After a simple install, the Windows software hides itself away in a thin bar at the edge of the screen – at the top, by default, but configurable. Mouse over the bar and it expands to show the major capture modes, which include the active window, active menu, any rectangular area, a freehand area or, new to this version, all the windows on screen. See Best Android Apps Advisor. This handy last mode captures all windows as separate objects, including the parts hidden by any overlaps. There were some anomalies capturing in this mode, though – a Kodak printing utility window was captured entirely blank, for example. You can also capture a whole scrolling window in browsers such as Firefox, IE or Chrome. There’s even video capture, though without the editing sophistication of a dedicated video tool like TechSmith’s Camtasia.
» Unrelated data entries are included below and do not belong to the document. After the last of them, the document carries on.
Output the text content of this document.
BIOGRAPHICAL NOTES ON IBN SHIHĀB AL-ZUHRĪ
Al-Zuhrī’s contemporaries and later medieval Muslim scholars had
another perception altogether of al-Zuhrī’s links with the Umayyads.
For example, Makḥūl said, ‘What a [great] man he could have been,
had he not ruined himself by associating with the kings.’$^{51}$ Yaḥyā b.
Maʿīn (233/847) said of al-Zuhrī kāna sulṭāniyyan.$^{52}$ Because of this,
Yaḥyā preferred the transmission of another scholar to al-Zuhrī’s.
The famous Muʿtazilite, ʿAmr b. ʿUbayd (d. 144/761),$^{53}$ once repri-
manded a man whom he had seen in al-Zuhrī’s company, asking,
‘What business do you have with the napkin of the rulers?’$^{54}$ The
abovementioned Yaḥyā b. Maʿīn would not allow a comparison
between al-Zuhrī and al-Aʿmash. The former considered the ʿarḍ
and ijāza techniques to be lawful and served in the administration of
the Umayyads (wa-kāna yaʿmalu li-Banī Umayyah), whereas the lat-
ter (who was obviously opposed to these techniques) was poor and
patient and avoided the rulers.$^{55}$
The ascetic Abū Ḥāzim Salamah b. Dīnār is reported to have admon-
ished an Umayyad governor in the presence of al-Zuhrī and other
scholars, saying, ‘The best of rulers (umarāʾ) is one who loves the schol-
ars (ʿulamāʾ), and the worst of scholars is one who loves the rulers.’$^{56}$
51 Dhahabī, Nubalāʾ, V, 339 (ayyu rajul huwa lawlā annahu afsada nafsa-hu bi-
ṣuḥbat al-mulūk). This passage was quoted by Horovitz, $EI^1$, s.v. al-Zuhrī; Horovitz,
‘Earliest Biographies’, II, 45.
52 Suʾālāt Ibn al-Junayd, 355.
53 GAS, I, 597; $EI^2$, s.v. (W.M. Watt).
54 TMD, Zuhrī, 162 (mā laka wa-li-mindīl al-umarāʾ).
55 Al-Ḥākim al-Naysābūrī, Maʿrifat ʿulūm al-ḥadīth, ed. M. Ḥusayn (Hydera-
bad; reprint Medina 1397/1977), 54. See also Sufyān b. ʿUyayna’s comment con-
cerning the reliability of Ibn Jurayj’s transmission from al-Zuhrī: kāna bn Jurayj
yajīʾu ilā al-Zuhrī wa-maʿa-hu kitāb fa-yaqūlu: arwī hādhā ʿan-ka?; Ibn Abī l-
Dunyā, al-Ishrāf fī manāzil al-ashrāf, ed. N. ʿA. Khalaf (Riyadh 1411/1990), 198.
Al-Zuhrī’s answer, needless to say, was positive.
Once the screen is captured, Snap 7 opens as a semi-transparent overlay on the current Windows screen, offering tool bars on three of its edges. Down the left are editing tools, which include crop, erase, pencil, marker, flood fill and blur (useful for hiding sensitive text or images). Shape tools include rectangle, ellipse and straight and curved lines; these can all take a variety of line styles. Pre-defined arrows can be straight or, in this version, curved, and text can sit alone or in a hint box or info note. There are a variety of stamps available, including arrows, buttons and emoticons and a useful set of numbered buttons, which increment automatically as they’re placed. Shadows, borders and fades can be applied to the whole screen from the top bar and this is where you can also add a mouse cursor, watermark and data and time stamp. The image can also be zoomed and you can undo changes or remove them all and revert to the original image with a single click. In the right-hand bar are icons for all the things you can do with your captured, edited and annotated screenshots. As well as saving in a number of formats, like JPG, PNG and PDF, you can save directly to email, webmail, Facebook or the Windows clipboard. Screenshots can be printed directly, too. Context-sensitive options for many of the tools appear along the bottom of the screen, when you select them. Below this panel, the program shows a thumbnail row of saved images.

Snap for Android

The newly released Snap for Android does many of the same things for the Android platform. Geared for touchscreen use, it takes over from the simple screenshot now built into Google Android and offers the same editing and mark-up as its more established sibling. Although the smaller screen size of even a phone like the 4.8-inch Samsung Galaxy may be a little restricting, Snap for Android handles it well and it’s relatively easy to add annotations and to crop and resize on a phone.